New 'Hitman: Absolution' Game Uses 'Avatar' Performance Capture Technology, Hollywood Talent

Hitman Absolution Screen Grab 2011
Courtesy of Square Enix

The cast of the Square Enix game includes "Cowboys & Aliens" actor Keith Carradine and "White Collar's" Marsha Thomason.

Square Enix is taking a Hollywood approach to its fifth installment of IO Interactive's bestselling Hitman action game franchise, Hitman: Absolution, which is due out next year. The Danish game developer worked with a cast of a dozen Hollywood actors who brought their virtual characters to life using both performance capture and voice acting to add a more emotional level of interaction to the game.

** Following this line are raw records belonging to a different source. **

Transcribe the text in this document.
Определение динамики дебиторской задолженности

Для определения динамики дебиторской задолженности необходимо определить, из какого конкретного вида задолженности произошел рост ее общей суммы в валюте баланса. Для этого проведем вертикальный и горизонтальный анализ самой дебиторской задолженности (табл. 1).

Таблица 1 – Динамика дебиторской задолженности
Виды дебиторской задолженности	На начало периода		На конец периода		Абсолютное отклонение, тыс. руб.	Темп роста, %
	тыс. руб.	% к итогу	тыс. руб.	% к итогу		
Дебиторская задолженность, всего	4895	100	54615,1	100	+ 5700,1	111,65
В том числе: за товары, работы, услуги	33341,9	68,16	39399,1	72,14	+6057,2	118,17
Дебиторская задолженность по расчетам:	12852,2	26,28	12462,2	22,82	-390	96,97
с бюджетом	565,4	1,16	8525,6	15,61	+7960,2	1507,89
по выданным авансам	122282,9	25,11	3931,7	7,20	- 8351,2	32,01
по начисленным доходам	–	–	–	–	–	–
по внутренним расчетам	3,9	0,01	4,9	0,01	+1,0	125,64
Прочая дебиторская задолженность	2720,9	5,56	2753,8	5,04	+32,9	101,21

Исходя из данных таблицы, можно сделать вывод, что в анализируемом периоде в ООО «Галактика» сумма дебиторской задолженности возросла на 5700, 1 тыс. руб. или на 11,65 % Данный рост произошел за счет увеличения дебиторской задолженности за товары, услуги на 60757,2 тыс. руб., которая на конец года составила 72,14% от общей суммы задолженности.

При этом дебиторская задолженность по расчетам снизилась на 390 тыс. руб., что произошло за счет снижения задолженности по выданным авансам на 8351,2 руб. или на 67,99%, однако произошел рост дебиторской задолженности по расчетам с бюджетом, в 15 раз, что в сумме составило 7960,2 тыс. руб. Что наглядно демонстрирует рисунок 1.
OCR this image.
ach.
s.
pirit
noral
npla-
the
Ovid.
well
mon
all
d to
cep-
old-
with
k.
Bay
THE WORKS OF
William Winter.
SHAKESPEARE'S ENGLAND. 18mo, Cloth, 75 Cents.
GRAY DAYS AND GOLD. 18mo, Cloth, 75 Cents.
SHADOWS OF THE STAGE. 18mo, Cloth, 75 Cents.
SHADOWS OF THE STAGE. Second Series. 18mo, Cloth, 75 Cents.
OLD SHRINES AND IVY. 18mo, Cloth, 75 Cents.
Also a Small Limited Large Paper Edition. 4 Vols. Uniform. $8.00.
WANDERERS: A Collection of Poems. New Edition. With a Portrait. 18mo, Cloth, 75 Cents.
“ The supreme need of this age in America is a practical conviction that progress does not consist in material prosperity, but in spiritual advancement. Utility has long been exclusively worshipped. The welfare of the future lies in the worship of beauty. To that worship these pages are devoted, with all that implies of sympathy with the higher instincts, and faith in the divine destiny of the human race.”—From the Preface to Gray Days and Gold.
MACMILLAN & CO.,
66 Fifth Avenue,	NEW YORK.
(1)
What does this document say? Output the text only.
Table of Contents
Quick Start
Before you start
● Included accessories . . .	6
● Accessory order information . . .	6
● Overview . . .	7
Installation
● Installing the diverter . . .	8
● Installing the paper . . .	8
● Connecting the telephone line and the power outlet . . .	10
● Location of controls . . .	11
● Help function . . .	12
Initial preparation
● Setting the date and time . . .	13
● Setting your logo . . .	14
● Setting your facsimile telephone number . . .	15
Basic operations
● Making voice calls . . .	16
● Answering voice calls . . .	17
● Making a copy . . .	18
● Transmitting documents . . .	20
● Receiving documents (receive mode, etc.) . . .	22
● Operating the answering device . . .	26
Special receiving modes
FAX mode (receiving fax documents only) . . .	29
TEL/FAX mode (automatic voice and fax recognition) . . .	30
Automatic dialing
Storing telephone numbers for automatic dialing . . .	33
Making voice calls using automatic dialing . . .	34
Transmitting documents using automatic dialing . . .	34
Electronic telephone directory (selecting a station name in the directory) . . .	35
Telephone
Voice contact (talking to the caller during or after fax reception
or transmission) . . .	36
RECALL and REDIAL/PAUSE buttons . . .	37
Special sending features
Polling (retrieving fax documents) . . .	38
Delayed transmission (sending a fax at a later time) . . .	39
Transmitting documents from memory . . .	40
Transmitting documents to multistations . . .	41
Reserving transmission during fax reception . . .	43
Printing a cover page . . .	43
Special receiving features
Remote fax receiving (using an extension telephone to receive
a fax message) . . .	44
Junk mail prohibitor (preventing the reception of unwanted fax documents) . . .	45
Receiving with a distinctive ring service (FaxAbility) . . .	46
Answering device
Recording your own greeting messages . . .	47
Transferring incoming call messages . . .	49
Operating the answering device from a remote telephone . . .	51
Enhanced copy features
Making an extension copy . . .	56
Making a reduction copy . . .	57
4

Among the cast of actors, Keith Carradine (Cowboys & Aliens) will play the new villain in the game, Blake Dexter. Marsha Thomason (White Collar) will step into the role of Diana Burnwood, who serves as protagonist Agent 47's handler and has a close relationship with the assassin.
"Diana is 47's only true human contact," Thomason said. "They've known each other an extremely long time, and in the Hitman world, she is what Q is to James Bond. So she sets the assignments, tells him where to go and who to kill."
The performance capture was done at Giant Studios, which James Cameron used for Avatar. A first for the game franchise, the developer worked with Hollywood talent to capture complex scenes with up to seven actors on the set at once. Blystad explained that the performance capture scenes focused on the drama that develops as the story unfolds. The new game places more emphasis on the emotional human stories that evolve, which is why they opted to hire Hollywood actors to bring these virtual characters to life.
"We had actors like Marsha and Keith come in and do full-body acting with facial and voice being captured simultaneously in scenes," said Tore Blystad, game director at IO Interactive. "Some of these scenes were very complex with all kinds of props and interactions amongst the actors."
Blystad said the performance capture was more similar to theater work than movies, because there were long takes and once everything was captured, it was on to the next scene. 
"The character I play in Hitman: Absolution is as multidimensional as any well-imagined character should be," said Carradine. "The vividness of the world entered by the gamer hinges on detail. To fully engage the attention of the player requires nothing less than the most completely realized universe of geography and personality."
The new game follows Agent 47, a cold-blooded assassin, who takes on his most dangerous contract to date. Betrayed by those he once trusted -- and now hunted by the police -- he suddenly finds himself at the center of a dark conspiracy and must embark on a personal journey through a corrupt and twisted world.
"We've designed a more stylized, more serious, and darker game this time around in both the story line and the visuals," Blystad said. "The hope is that the movie will be going in a similar direction, and then when they both come out they will speak the same language. They won't follow the old Hitman games, but rather go with this newer direction."
With Hitman: Absolution, gamers are in for a cinematic take on the best-selling video game franchise, which has sold more than 10 million copies worldwide since launching in 2000. The fourth game in the franchise, Hitman: Blood Money, has sold more than 2.1 million copies since it shipped in 2007.
"There are more central characters in this game than we've ever dealt with before and they all have names and an important role in the story, so working with Hollywood talent was crucial to us," Blystad added. "It's important within the framework of the game for players to be able to connect with these characters."
Blystad said it was also important that this latest game deliver on the shooting action that the franchise has offered over the years. The drama that pushes the story forward serves as a cinematic layer on top of the core gameplay, which sends Agent 47 on different missions throughout the U.S. A portion of the game takes place in Chicago.
"We've seen the grit and texture and the character-driven context that IO Interactive is going for with Hitman: Absolution and it's our goal to bring Agent 47 back with a vengeance next year in a movie," said Adrian Askarieh, who is producing a second Hitman film with Chuck Gordon and Fox International. Daniel Casey (Jimmy Six) has written the latest draft of the script.

The first Hitman movie earned $100 million at the box office with Timothy Olyphant ("Justified") playing Agent 47. The new installment will have an original story and characters, but will retain the look and feel of the new game. 
If all the pieces fall into place, gamers will have both a big screen Hitman adventure and a new video game in 2012.